Teaching wikis to future educators: My virtual presentation at the College of William and Mary



Tomorrow I am spending time with Sheryl Nussbaum-Beach's class EDUC 330 Tech Enhanced Learning at the College of William and Mary.

I am incredibly impressed with Sheryl's course syllabus and wish that the incredible speakers she has scheduled could present to many colleges at once. She has an incredible line up and I'm going to be listening to her other speakers. I spent today listening to Anne Davis talk about blogging. Wow! I highly suggest that those of you interested in using blogging in the classroom listen to how Anne has been doing it for years with fifth graders. (The recording is in Elluminate.) Anne teaches teachers at Georgia State University and also finds time to spend 2 hours each week in an elementary classroom. She is incredible!

The other speakers? Listen to this:
My Presentation about Wikis Tomorrow
To prepare for my presentation., I uploaded my wikis across the curriculum presentation from the K12online conference to Google Video so that I can embed it in wikis and my blog.
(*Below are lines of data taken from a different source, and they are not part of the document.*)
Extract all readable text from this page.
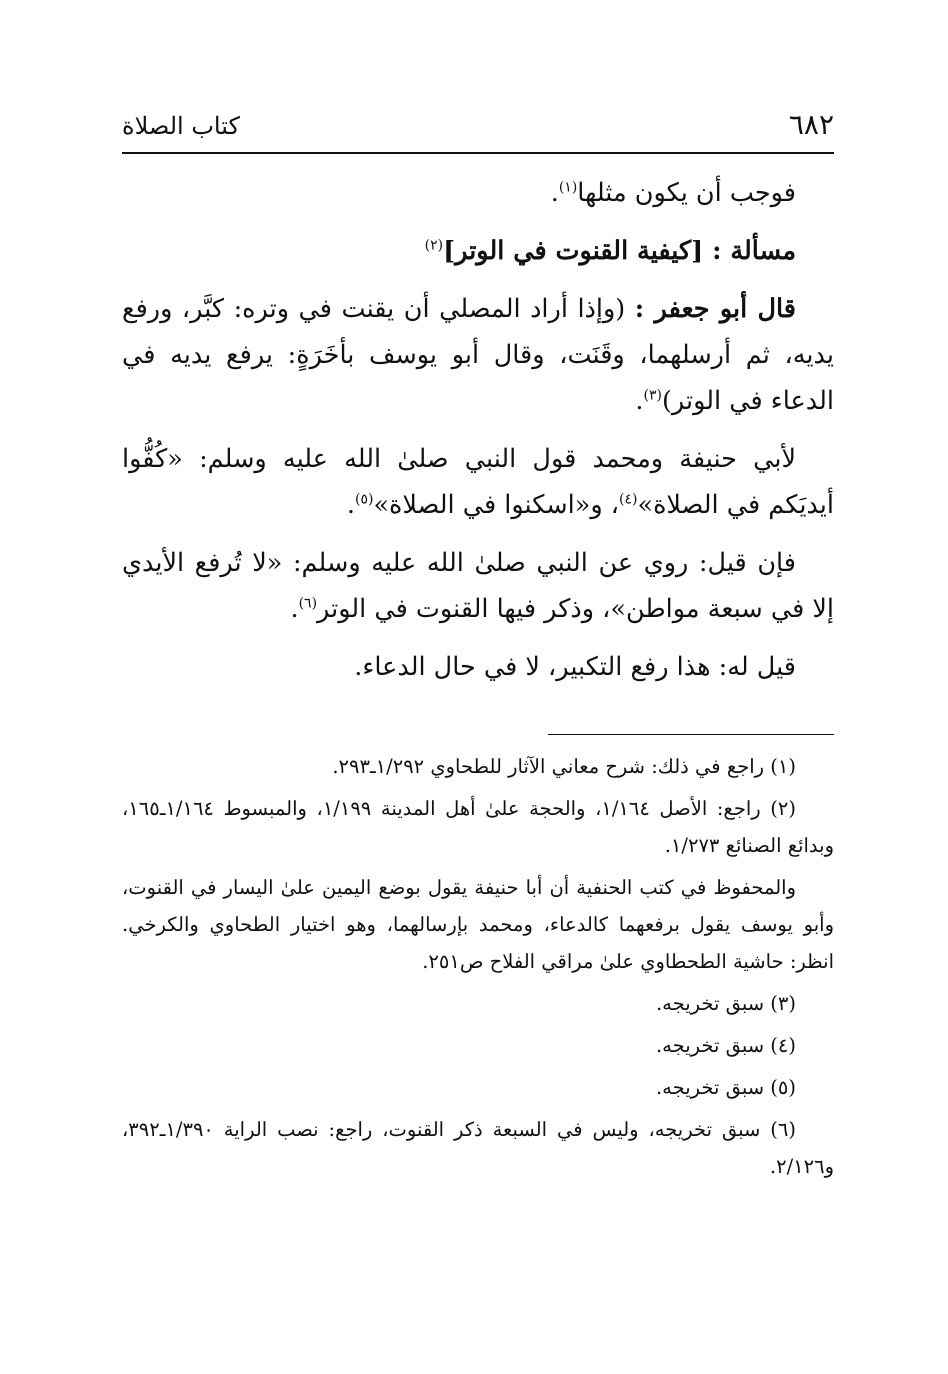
٦٨٢
كتاب الصلاة

فوجب أن يكون مثلها$^{(١)}$.

مسألة : [كيفية القنوت في الوتر]$^{(٢)}$

قال أبو جعفر : (وإذا أراد المصلي أن يقنت في وتره: كبَّر، ورفع يديه، ثم أرسلهما، وقَنَت، وقال أبو يوسف بأخَرَةٍ: يرفع يديه في الدعاء في الوتر)$^{(٣)}$.

لأبي حنيفة ومحمد قول النبي صلىٰ الله عليه وسلم: «كُفُّوا أيديَكم في الصلاة»$^{(٤)}$، و«اسكنوا في الصلاة»$^{(٥)}$.

فإن قيل: روي عن النبي صلىٰ الله عليه وسلم: «لا تُرفع الأيدي إلا في سبعة مواطن»، وذكر فيها القنوت في الوتر$^{(٦)}$.

قيل له: هذا رفع التكبير، لا في حال الدعاء.

(١) راجع في ذلك: شرح معاني الآثار للطحاوي ١/٢٩٢ـ٢٩٣.

(٢) راجع: الأصل ١/١٦٤، والحجة علىٰ أهل المدينة ١/١٩٩، والمبسوط ١/١٦٤ـ١٦٥، وبدائع الصنائع ١/٢٧٣.

والمحفوظ في كتب الحنفية أن أبا حنيفة يقول بوضع اليمين علىٰ اليسار في القنوت، وأبو يوسف يقول برفعهما كالدعاء، ومحمد بإرسالهما، وهو اختيار الطحاوي والكرخي. انظر: حاشية الطحطاوي علىٰ مراقي الفلاح ص٢٥١.

(٣) سبق تخريجه.

(٤) سبق تخريجه.

(٥) سبق تخريجه.

(٦) سبق تخريجه، وليس في السبعة ذكر القنوت، راجع: نصب الراية ١/٣٩٠ـ٣٩٢، و٢/١٢٦.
If you are interested in wikis, this is still my definitive video on using wikis and what I'm doing. It is still valid post-flat classroom project and can give you how I'm using them. (There are many other teachers who are using wikis in other fascinating ways as well.) That is the video at the beginning of this blog post!
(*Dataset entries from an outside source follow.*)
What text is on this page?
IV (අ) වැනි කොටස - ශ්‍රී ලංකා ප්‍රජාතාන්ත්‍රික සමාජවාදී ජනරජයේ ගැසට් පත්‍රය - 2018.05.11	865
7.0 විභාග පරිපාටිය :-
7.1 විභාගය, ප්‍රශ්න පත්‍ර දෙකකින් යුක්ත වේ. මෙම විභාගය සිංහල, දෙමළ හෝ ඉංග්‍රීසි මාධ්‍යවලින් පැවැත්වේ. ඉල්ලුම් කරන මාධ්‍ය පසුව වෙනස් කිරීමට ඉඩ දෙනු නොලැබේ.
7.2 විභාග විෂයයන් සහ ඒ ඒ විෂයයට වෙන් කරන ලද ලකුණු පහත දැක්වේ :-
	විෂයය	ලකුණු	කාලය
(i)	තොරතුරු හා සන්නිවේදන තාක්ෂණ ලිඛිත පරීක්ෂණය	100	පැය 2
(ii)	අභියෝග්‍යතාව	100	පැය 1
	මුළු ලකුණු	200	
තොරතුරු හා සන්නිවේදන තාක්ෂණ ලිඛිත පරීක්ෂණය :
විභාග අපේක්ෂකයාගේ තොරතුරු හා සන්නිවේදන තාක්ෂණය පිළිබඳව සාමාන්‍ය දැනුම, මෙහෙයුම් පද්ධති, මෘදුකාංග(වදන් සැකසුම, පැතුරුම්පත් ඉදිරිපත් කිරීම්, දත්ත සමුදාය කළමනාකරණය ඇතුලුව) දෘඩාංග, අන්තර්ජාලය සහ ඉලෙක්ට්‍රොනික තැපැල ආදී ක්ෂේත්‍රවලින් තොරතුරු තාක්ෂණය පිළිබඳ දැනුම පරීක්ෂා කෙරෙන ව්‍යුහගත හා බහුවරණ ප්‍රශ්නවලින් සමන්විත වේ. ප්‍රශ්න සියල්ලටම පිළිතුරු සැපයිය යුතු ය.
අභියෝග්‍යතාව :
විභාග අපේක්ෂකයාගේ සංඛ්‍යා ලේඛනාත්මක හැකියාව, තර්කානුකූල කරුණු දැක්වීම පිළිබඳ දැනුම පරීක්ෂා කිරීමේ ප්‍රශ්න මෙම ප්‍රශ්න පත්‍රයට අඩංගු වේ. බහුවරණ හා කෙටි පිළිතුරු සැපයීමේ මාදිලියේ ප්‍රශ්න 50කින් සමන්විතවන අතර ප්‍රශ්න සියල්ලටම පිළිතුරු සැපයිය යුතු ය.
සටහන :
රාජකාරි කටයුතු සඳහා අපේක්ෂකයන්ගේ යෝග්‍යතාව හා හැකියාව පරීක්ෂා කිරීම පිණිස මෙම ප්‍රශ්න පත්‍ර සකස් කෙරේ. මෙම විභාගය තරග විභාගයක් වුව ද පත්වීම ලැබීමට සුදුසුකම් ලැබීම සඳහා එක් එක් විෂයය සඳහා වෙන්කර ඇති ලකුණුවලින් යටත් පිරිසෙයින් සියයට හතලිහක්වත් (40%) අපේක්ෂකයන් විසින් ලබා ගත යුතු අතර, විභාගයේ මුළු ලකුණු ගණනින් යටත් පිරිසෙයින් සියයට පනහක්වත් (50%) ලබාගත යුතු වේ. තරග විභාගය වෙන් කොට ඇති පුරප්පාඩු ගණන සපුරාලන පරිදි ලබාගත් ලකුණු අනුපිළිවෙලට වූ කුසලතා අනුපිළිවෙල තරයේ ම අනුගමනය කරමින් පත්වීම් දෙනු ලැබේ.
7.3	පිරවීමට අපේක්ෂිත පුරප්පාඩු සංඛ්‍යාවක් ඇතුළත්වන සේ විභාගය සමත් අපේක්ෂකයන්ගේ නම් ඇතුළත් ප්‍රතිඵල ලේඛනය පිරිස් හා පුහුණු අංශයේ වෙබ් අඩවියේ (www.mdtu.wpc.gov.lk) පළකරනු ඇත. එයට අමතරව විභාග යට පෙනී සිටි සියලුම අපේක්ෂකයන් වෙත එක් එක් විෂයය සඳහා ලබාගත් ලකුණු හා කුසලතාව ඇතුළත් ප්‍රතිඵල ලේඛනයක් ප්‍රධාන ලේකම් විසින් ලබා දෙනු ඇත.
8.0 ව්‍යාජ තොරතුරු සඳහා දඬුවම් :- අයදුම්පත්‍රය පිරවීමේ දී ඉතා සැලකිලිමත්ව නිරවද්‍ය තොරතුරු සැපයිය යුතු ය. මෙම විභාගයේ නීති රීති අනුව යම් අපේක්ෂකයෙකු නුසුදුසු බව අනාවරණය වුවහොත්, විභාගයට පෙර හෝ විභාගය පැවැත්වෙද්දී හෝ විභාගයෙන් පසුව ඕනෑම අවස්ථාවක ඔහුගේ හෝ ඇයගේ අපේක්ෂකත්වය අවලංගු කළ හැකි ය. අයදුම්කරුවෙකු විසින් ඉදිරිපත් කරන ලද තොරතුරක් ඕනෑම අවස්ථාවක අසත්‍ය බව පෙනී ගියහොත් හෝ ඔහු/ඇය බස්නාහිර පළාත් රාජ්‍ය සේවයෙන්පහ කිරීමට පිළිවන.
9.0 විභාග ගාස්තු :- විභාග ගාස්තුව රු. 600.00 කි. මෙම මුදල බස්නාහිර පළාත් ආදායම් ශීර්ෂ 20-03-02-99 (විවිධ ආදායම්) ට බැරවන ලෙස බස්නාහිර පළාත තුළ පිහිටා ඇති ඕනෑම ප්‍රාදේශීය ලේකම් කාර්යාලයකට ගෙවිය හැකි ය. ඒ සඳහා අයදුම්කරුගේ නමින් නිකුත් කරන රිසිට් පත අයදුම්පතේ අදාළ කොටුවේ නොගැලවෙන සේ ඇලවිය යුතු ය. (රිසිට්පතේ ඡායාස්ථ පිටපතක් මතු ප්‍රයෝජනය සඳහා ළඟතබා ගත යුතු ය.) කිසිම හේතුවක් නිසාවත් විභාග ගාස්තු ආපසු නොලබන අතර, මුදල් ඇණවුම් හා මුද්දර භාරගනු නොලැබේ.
I've also shared my slides for tomorrow with her class. We are presenting over Elluminate and I hope that it will be recorded. If so, I'll share it with you. These slides are on slideshare.



I dug up some fascinating resources at the beginning of the presentation. that you might want to read.

These students of Sheryl's are going to be ready to connect and relate to students in incredible, meaningful ways, that is if administrators and IT folks will get out of their way.

Meanwhile, innovators keep getting doors slammed in their faces!

As I've been writing, I got some disheartening news from one of my favorite pairs of wiki educators. I'm not going to name this person right now, however, this incredible math wiki project for middle schoolers has come to a screeching halt because all wikis are now blocked.

When asked if they could just unblock this one wiki, the answer was "it is either all or nothing."

Firstly, I manage a firewall and there is something in there called "allowed URL's" -- I've seen three or four major firewall interfaces and have never seen one without it. This lets a person allow a specific URL even if the primary URL is blocked. (For example, http://westwood.wikispaces.com could be allowed when all other wikispaces were blocked.) I think this teacher is getting the runaround!

Secondly, I see more and more educators continuing to get excited about new technologies only to have the virtual rug pulled out from under them on global collaborative projects when some person in IT, without direct curricular authority, deciding to "pull the plug."

This is kind of like letting the barnkeeper decide when the horse needs to race based upon when they want to clean out the stable. The horse races when there's a race. The teacher needs to teach when there is a need.

Something is upside down about letting curriculum be driven in this way! There must be communication! What a travesty!

But this is not a single instance. It is happening over and over. Time and again!

Wikis continue to work
Wikis continue to be a great tool in my classroom! They pull together the multiple digital artifacts created by my students in an incredibly easy to use manner!